For H. itama the eDNA sequence of honey analysis revealed a significant presence of various plant species. The most abundant species were M. paniculatus (Balik angin) (42%) and Cleome rudisperma (41%), locally called Maman ungu. M. paniculatus is a medicinal plant native to the East Coast of Malaysia [9]. C. rudisperma, on the other hand, is a flowering plant reported to be native to Malaysia [10]. Additional plant species identified in the eDNA analysis included Richardia brasiliensis (0.53%) [11], Ludwigia hyssopifolia (0.42%) (known locally as Lakum air), Eleucine indica (0.56%) (known locally as Rumput sambau) [12], Mimosa pudica (2.46%) (known locally as Semalu) [13], and Acacia mangium (14.49%) (known locally as Manga hutan) [14] (Table 2). Apart from our findings, another study reported a higher abundance of pollen from the phylum Spermatophyta [15]. Specifically, four species, namely Garcinia oblongifolia, Muntingia calabura, Mallotus pellatus, and Pinus squamata, were found to occur abundantly and were consumed by H. itama in all populations.
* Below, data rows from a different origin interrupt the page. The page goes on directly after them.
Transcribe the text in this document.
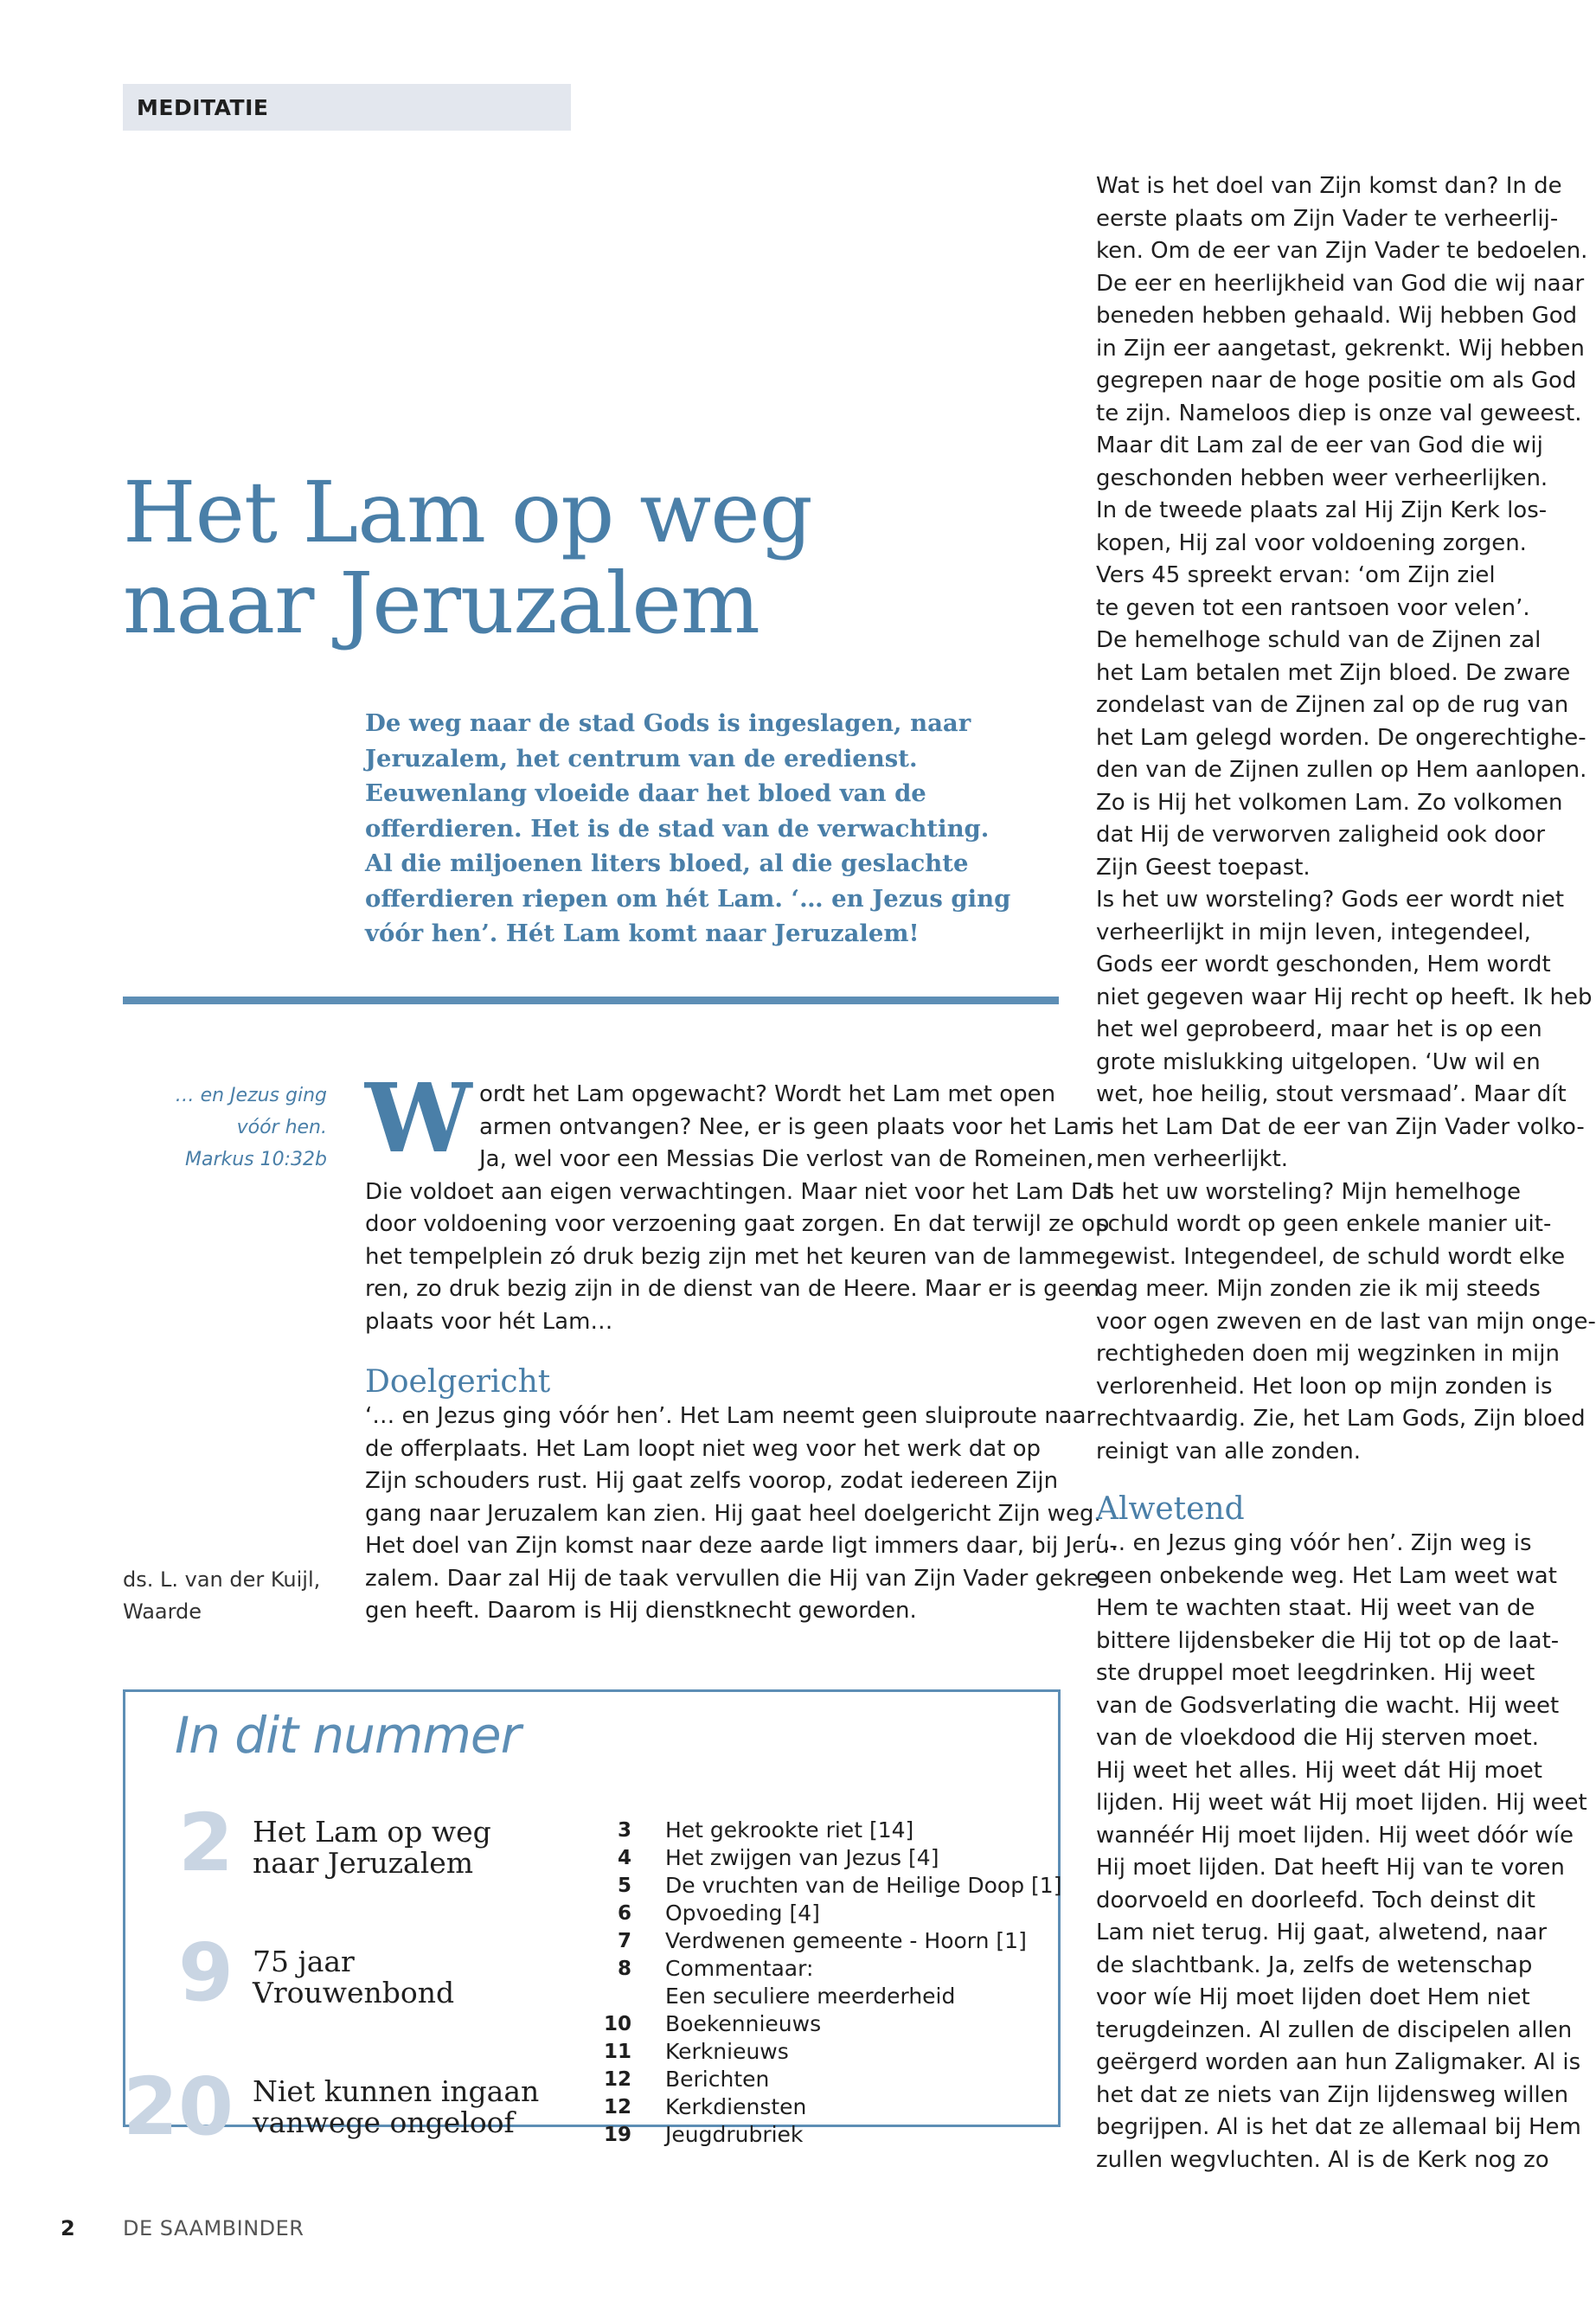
MEDITATIE
Het Lam op weg
naar Jeruzalem
De weg naar de stad Gods is ingeslagen, naar
Jeruzalem, het centrum van de eredienst.
Eeuwenlang vloeide daar het bloed van de
offerdieren. Het is de stad van de verwachting.
Al die miljoenen liters bloed, al die geslachte
offerdieren riepen om hét Lam. ‘… en Jezus ging
vóór hen’. Hét Lam komt naar Jeruzalem!
… en Jezus ging
vóór hen.
Markus 10:32b
ds. L. van der Kuijl,
Waarde
W ordt het Lam opgewacht? Wordt het Lam met open
armen ontvangen? Nee, er is geen plaats voor het Lam.
Ja, wel voor een Messias Die verlost van de Romeinen,
Die voldoet aan eigen verwachtingen. Maar niet voor het Lam Dat
door voldoening voor verzoening gaat zorgen. En dat terwijl ze op
het tempelplein zó druk bezig zijn met het keuren van de lamme-
ren, zo druk bezig zijn in de dienst van de Heere. Maar er is geen
plaats voor hét Lam…
Doelgericht
‘… en Jezus ging vóór hen’. Het Lam neemt geen sluiproute naar
de offerplaats. Het Lam loopt niet weg voor het werk dat op
Zijn schouders rust. Hij gaat zelfs voorop, zodat iedereen Zijn
gang naar Jeruzalem kan zien. Hij gaat heel doelgericht Zijn weg.
Het doel van Zijn komst naar deze aarde ligt immers daar, bij Jeru-
zalem. Daar zal Hij de taak vervullen die Hij van Zijn Vader gekre-
gen heeft. Daarom is Hij dienstknecht geworden.
Wat is het doel van Zijn komst dan? In de
eerste plaats om Zijn Vader te verheerlij-
ken. Om de eer van Zijn Vader te bedoelen.
De eer en heerlijkheid van God die wij naar
beneden hebben gehaald. Wij hebben God
in Zijn eer aangetast, gekrenkt. Wij hebben
gegrepen naar de hoge positie om als God
te zijn. Nameloos diep is onze val geweest.
Maar dit Lam zal de eer van God die wij
geschonden hebben weer verheerlijken.
In de tweede plaats zal Hij Zijn Kerk los-
kopen, Hij zal voor voldoening zorgen.
Vers 45 spreekt ervan: ‘om Zijn ziel
te geven tot een rantsoen voor velen’.
De hemelhoge schuld van de Zijnen zal
het Lam betalen met Zijn bloed. De zware
zondelast van de Zijnen zal op de rug van
het Lam gelegd worden. De ongerechtighe-
den van de Zijnen zullen op Hem aanlopen.
Zo is Hij het volkomen Lam. Zo volkomen
dat Hij de verworven zaligheid ook door
Zijn Geest toepast.
Is het uw worsteling? Gods eer wordt niet
verheerlijkt in mijn leven, integendeel,
Gods eer wordt geschonden, Hem wordt
niet gegeven waar Hij recht op heeft. Ik heb
het wel geprobeerd, maar het is op een
grote mislukking uitgelopen. ‘Uw wil en
wet, hoe heilig, stout versmaad’. Maar dít
is het Lam Dat de eer van Zijn Vader volko-
men verheerlijkt.
Is het uw worsteling? Mijn hemelhoge
schuld wordt op geen enkele manier uit-
gewist. Integendeel, de schuld wordt elke
dag meer. Mijn zonden zie ik mij steeds
voor ogen zweven en de last van mijn onge-
rechtigheden doen mij wegzinken in mijn
verlorenheid. Het loon op mijn zonden is
rechtvaardig. Zie, het Lam Gods, Zijn bloed
reinigt van alle zonden.
Alwetend
‘… en Jezus ging vóór hen’. Zijn weg is
geen onbekende weg. Het Lam weet wat
Hem te wachten staat. Hij weet van de
bittere lijdensbeker die Hij tot op de laat-
ste druppel moet leegdrinken. Hij weet
van de Godsverlating die wacht. Hij weet
van de vloekdood die Hij sterven moet.
Hij weet het alles. Hij weet dát Hij moet
lijden. Hij weet wát Hij moet lijden. Hij weet
wannéér Hij moet lijden. Hij weet dóór wíe
Hij moet lijden. Dat heeft Hij van te voren
doorvoeld en doorleefd. Toch deinst dit
Lam niet terug. Hij gaat, alwetend, naar
de slachtbank. Ja, zelfs de wetenschap
voor wíe Hij moet lijden doet Hem niet
terugdeinzen. Al zullen de discipelen allen
geërgerd worden aan hun Zaligmaker. Al is
het dat ze niets van Zijn lijdensweg willen
begrijpen. Al is het dat ze allemaal bij Hem
zullen wegvluchten. Al is de Kerk nog zo
In dit nummer
2 Het Lam op weg
naar Jeruzalem
9 75 jaar
Vrouwenbond
20 Niet kunnen ingaan
vanwege ongeloof
3 Het gekrookte riet [14]
4 Het zwijgen van Jezus [4]
5 De vruchten van de Heilige Doop [1]
6 Opvoeding [4]
7 Verdwenen gemeente - Hoorn [1]
8 Commentaar:
Een seculiere meerderheid
10 Boekennieuws
11 Kerknieuws
12 Berichten
12 Kerkdiensten
19 Jeugdrubriek
2 DE SAAMBINDER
Table 2 Numbers of plant/pollen species identified from honey samples A. dorsata and H. itama

Limitations

Sample size: A small sample size may not be representative of the larger population and may limit the generalizability of the findings.

Regional specificity: The study focuses on honey samples from the Peninsular Malaysia region, which may limit the generalizability of the findings to other regions or countries.

Identification methods: The study uses eDNA sequencing and pollen analysis to identify plant species in the honey samples.

Honey production: honey was collected from multiple hives in one area. This could affect the diversity and abundance of plant species present in the honey samples.

Honey age: The age of honey can affect the diversity and abundance of plant species present in the sample.